Fraudsters Take Over Tema Port

Government has been asked to, as a matter of urgency, strengthen its security and intelligence at the country’s ports as brisk business and congestion are creating fertile grounds for corrupt government officials.

The Chartered Institute of Logistics and Transport (CILT) Ghana, which made the call during its 2011 Annual General Meeting (AGM) in Accra recently, said the situation, if not addressed, could stifle the country’s economic growth as corrupt government officials are using the ports to connive with nation wreckers in dubious deals to dupe the nation of much-needed revenue.

The seaports continue to carry about 90 per cent of the country’s seaborne trade, which has increased recently by 15 per cent and the Tema Port, in particular, is busting with brisk business.

“Ghana’s new oil economy brings along with it quite some investments which render the port very small to contain incoming business,” the President of CILT, Cletus Kuzagbe, stated in the 2011 annual report of the institute, noting that the sudden increase did not create only cargo congestion due to space limitations but huge daily vehicular traffic in the port environment.

Mr Kuzagbe therefore called on the government to move in quickly to translate its plans for port development into action, stressing that ports are the gateways and indicators of a country’s economy.

Another area of concern that the 2011 annual report of CILT touched on has to do with the ailing rail transport sector.

The sector, which contributes immensely to the socio-economic development of Ghana through the movement of passengers and freight to enhance economic activities, is now a pale shadow of itself.

“Rail transport, which was introduced into the country over a century ago, has declined not as a result of absence of market but because of lack of resources to deliver to the expectations of its clientele,” the report explained.

According to the institute, rail transport currently hauls less than two per cent of freight and passenger traffic.

Prominent among the products hauled were bauxite, manganese, cocoa, timber, cement and shea butter, which until recently were captive traffic to Ghana Railways.

The yearly traffic carried has declined steadily over the years, after reaching its peak of 2.3 million tons of freight and eight million passengers in the year 1965, the institute added, disclosing that Ghana Railways is now struggling to haul just half a million tons of freight, which is basically manganese ore, with the decorated infrastructure.

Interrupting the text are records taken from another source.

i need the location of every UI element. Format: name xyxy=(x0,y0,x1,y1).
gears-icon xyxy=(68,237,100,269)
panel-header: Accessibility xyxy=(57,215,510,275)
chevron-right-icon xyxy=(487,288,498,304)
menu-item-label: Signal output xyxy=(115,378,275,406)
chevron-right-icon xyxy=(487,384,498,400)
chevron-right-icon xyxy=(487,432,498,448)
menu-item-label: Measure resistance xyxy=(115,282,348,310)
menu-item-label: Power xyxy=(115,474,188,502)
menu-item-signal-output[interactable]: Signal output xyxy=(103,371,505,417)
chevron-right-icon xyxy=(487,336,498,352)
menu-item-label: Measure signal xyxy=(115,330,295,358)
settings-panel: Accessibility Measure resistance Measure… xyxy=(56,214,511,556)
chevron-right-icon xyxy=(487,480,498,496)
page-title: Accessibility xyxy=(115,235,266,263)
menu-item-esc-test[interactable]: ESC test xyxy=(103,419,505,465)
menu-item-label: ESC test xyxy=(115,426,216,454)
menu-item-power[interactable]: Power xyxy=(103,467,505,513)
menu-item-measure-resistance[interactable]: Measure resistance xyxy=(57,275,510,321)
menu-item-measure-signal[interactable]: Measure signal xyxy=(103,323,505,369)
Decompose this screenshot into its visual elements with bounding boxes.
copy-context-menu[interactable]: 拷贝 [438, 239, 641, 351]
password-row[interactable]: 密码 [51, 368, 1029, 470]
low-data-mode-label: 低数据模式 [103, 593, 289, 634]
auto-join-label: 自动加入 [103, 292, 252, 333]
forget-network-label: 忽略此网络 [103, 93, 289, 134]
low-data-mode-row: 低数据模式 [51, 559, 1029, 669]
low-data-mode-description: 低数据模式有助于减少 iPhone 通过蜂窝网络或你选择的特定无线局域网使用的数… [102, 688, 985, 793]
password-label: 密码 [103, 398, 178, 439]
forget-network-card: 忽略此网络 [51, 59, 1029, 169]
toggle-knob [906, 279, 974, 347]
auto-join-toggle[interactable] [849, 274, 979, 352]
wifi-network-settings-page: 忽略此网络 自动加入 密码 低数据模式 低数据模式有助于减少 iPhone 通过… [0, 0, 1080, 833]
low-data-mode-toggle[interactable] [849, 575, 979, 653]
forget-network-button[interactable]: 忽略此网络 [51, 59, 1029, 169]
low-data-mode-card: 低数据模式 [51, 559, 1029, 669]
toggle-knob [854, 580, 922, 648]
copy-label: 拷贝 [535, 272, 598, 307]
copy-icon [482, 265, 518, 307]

CILT welcomes plans by the government to rehabilitate the Western Corridor of the railway line and said it needed to be given prompt attention to forestall further deterioration of the last leg of the rail network in the country, and also ameliorate the haulage of the heavy bauxite and manganese by road to Takoradi Harbour.

The institute said the introduction of the commuter train services on the Accra-Tema and Accra-Nsawam corridors in line with the mass transit system has to a great extent helped to ease congestion in those corridors.

“It is expected that such services would be replicated in other metropolis of the country to facilitate the movement of commuters,” it noted.